Angelo Bison

Un Automne avec Ascanio Celestini au Rideau de Bruxelles, ce sont 3 occasions jubilatoires d’applaudir le comédien Angelo Bison avec, sur scène ou à la mise en scène, son comparse Pietro Pizzuti. 3 X 3 raisons d’aimer le théâtre italien !

Mercredi 14 octobre, après une “standing ovation” bien méritée, j’ai l’occasion d’interviewer Angelo Bison dans sa loge...

Après cette fantastique interprétation de la Pecora Nera [1], comment te sens-tu ?

Très bien ! Parce que ça s’est très bien passé et que le public a été magnifique aujourd’hui. Un monologue c’est la rencontre d’une personne avec d’autres personnes et quand tu as la chance de rencontrer quelqu’un d’enrichissant ou de magnifique comme j’ai rencontré le public aujourd’hui, je me sens tout à fait frais et dispo pour recommencer.

Y a-t-il de moins bons jours où tu te sens moins bien ?
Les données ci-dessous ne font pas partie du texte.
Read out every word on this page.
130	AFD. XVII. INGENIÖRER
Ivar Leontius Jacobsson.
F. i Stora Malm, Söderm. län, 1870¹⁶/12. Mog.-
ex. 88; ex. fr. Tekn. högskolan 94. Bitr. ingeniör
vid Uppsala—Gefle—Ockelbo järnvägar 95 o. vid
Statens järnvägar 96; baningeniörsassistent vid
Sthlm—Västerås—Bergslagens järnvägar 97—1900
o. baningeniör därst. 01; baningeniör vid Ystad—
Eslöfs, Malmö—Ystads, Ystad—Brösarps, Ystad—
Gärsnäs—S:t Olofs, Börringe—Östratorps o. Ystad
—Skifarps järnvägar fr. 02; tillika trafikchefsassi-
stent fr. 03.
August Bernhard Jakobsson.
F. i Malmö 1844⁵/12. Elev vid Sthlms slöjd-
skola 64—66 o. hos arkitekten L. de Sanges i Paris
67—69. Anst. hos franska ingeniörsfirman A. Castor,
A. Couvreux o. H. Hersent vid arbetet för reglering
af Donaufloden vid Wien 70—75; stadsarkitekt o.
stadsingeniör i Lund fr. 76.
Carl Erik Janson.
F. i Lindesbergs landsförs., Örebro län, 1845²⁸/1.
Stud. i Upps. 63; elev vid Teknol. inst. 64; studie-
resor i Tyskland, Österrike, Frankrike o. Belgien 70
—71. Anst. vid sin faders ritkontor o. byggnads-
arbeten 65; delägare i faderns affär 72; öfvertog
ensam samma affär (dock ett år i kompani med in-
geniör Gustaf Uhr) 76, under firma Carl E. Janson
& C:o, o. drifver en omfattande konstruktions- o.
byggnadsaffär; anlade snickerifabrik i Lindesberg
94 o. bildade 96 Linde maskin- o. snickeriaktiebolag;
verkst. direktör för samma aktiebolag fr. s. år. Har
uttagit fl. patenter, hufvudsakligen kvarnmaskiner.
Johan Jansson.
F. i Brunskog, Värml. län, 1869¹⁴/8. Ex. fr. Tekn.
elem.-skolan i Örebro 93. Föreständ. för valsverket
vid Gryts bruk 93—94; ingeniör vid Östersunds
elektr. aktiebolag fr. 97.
Disons qu’il y a parfois des publics qui sont moins réceptifs à la chose, plus réticents…

Et physiquement, comment te prépares-tu à un spectacle aussi exigeant de ce point de vue-là ?

Il y a une exigence physique, mais je travaille depuis pas mal de temps mon physique pour amener mon corps à disposition, parce qu’ici il était très important de montrer que les médicaux nient les corps dans les asiles psychiatriques ou dans toute autre institution avec des costumes. Avec Pietro on a vraiment voulu montrer le corps presque à nu, même si à aucun moment je ne suis nu, même si à certains moments de la pièce les spectateurs peuvent avoir l’impression d’avoir un homme nu devant eux. Et cette image-là me plaît beaucoup. Ce corps se mue énormément, tellement qu’on peut avoir l’impression, que pour en arriver là, cela a demandé beaucoup d’entraînement physique. C’est vrai que le spectacle demande un investissement physique, mais j’espère qu’à aucun moment on ne voit ça comme une performance.

On est parti des études de Charcot sur les corps des fous. Donc on a essayé de voir sur mon corps ce que cette chose pouvait provoquer à l’intérieur de moi et avec l’aide des éclairages, on a presque segmenté mon corps… Et ça, c’est très intéressant lorsqu’on sait que parfois les fous n’envisagent pas leur corps comme un tout mais comme des morceaux distincts.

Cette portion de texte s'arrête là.